I get all kinds of push back saying the Occupiers just want everything handed to them, they expect it, feel they deserve it. Maybe a small percentage does, not the majority. I expect no one to help me but know and live, “Sometimes a hand out is a hand up.” I know and live “There but for the Grace of God go I.” Think about that. Aren’t most of us just one move away from being financially OK or not? That’s all it takes, one thing, and we’re done. How is it that we are in this position? What changed over the past 15-20 years that makes it nearly impossible for a dual income household with two children to substantially save? Some of it is on us. Bigger house, newer cars, it is probably simply conspicuous consumption with an endless supply of extended credit offered us. Did we choose to use it? Yes, we did. We assumed as generations before us that things would just get better and better, it’s the way it worked here in the US until it didn’t. Adjusted for inflation our dollars have less buying power. There is really no job security. The corporations gave away jobs to third world countries. We stopped producing manufactured goods. The banks just kept getting richer. They then offered even more money to those they knew wouldn’t be able to pay it back. Those people bought durable goods. Our “numbers” looked great until, as many predicted; the unsustainable “growth” fell apart. Then we had to bail the banks out for their greed. We lost, they did not. We paid, they did not. To quote an Occupy chant, “Banks got bailed out, we got sold out.” Greed wins, we lose.
Below is an excerpt of an article written on Nov. 28th, 2011, Bloomberg News:
<strong>Secret Fed Loans Gave Banks $13 Billion Undisclosed to Congress
Nov. 28 (Bloomberg) -- The Federal Reserve and the big banks fought for more than two years to keep details of the largest bailout in U.S. history a secret. No one calculated until now that banks reaped an estimated $13 billion of income by taking advantage of the Fed’s below-market rates, Bloomberg Markets magazine reports in its January issue. Betty Liu reports on Bloomberg Television's "In the Loop." (Source: Bloomberg)
On Nov. 26, 2008, then-Bank of America Corp. Chief Executive Officer Kenneth D. Lewis wrote to shareholders that he headed “one of the strongest and most stable major banks in the world.” He didn’t say that his firm owed the central bank $86 billion that day.
The Federal Reserve and the big banks fought for more than two years to keep details of the largest bailout in U.S. history a secret. Now, the rest of the world can see what it was missing.
The Fed didn’t tell anyone which banks were in trouble so deep they required a combined $1.2 trillion on Dec. 5, 2008, their single neediest day. Bankers didn’t mention that they took tens of billions of dollars in emergency loans at the same time they were assuring investors their firms were healthy.

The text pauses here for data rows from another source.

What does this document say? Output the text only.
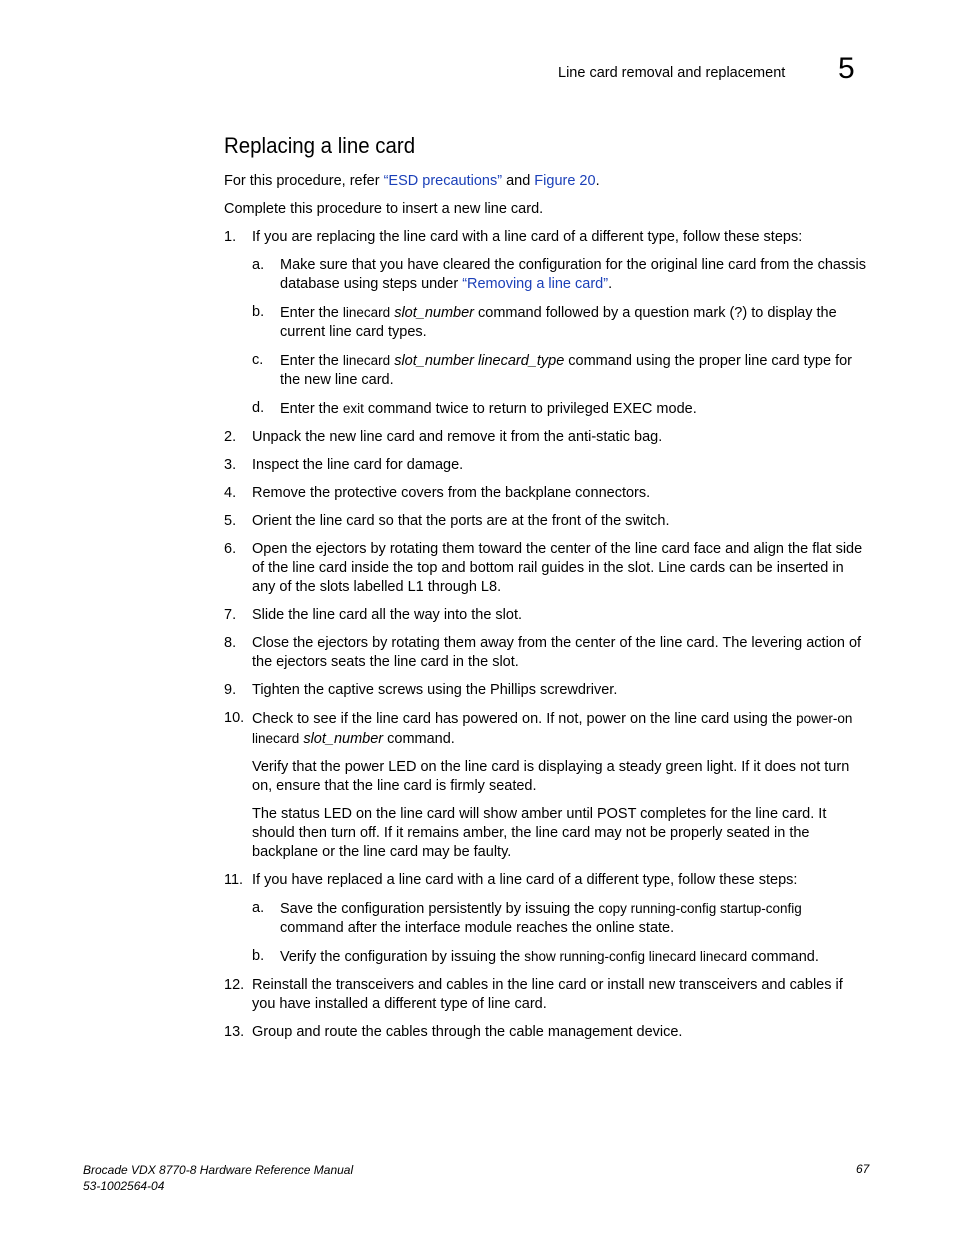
Line card removal and replacement 5
Replacing a line card

For this procedure, refer “ESD precautions” and Figure 20.

Complete this procedure to insert a new line card.

1. If you are replacing the line card with a line card of a different type, follow these steps:
a. Make sure that you have cleared the configuration for the original line card from the chassis database using steps under “Removing a line card”.
b. Enter the linecard slot_number command followed by a question mark (?) to display the current line card types.
c. Enter the linecard slot_number linecard_type command using the proper line card type for the new line card.
d. Enter the exit command twice to return to privileged EXEC mode.
2. Unpack the new line card and remove it from the anti-static bag.
3. Inspect the line card for damage.
4. Remove the protective covers from the backplane connectors.
5. Orient the line card so that the ports are at the front of the switch.
6. Open the ejectors by rotating them toward the center of the line card face and align the flat side of the line card inside the top and bottom rail guides in the slot. Line cards can be inserted in any of the slots labelled L1 through L8.
7. Slide the line card all the way into the slot.
8. Close the ejectors by rotating them away from the center of the line card. The levering action of the ejectors seats the line card in the slot.
9. Tighten the captive screws using the Phillips screwdriver.
10. Check to see if the line card has powered on. If not, power on the line card using the power-on linecard slot_number command.
Verify that the power LED on the line card is displaying a steady green light. If it does not turn on, ensure that the line card is firmly seated.
The status LED on the line card will show amber until POST completes for the line card. It should then turn off. If it remains amber, the line card may not be properly seated in the backplane or the line card may be faulty.
11. If you have replaced a line card with a line card of a different type, follow these steps:
a. Save the configuration persistently by issuing the copy running-config startup-config command after the interface module reaches the online state.
b. Verify the configuration by issuing the show running-config linecard linecard command.
12. Reinstall the transceivers and cables in the line card or install new transceivers and cables if you have installed a different type of line card.
13. Group and route the cables through the cable management device.
Brocade VDX 8770-8 Hardware Reference Manual
53-1002564-04
67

And no one calculated until now that banks reaped an estimated $13 billion of income by taking advantage of the Fed’s below-market rates, Bloomberg Markets magazine reports in its January issue.
Saved by the bailout, bankers lobbied against government regulations, a job made easier by the Fed, which never disclosed the details of the rescue to lawmakers even as Congress doled out more money and debated new rules aimed at preventing the next collapse.
A fresh narrative of the financial crisis of 2007 to 2009 emerges from 29,000 pages of Fed documents obtained under the Freedom of Information Act and central bank records of more than 21,000 transactions. While Fed officials say that almost all of the loans were repaid and there have been no losses, details suggest taxpayers paid a price beyond dollars as the secret funding helped preserve a broken status quo and enabled the biggest banks to grow even bigger.
This is what we are up against, Evil Power. What we do with our money defines us as humans. How we treat others who are less fortunate defines us as humans. Is it as simple as Good vs. Evil? I think maybe so.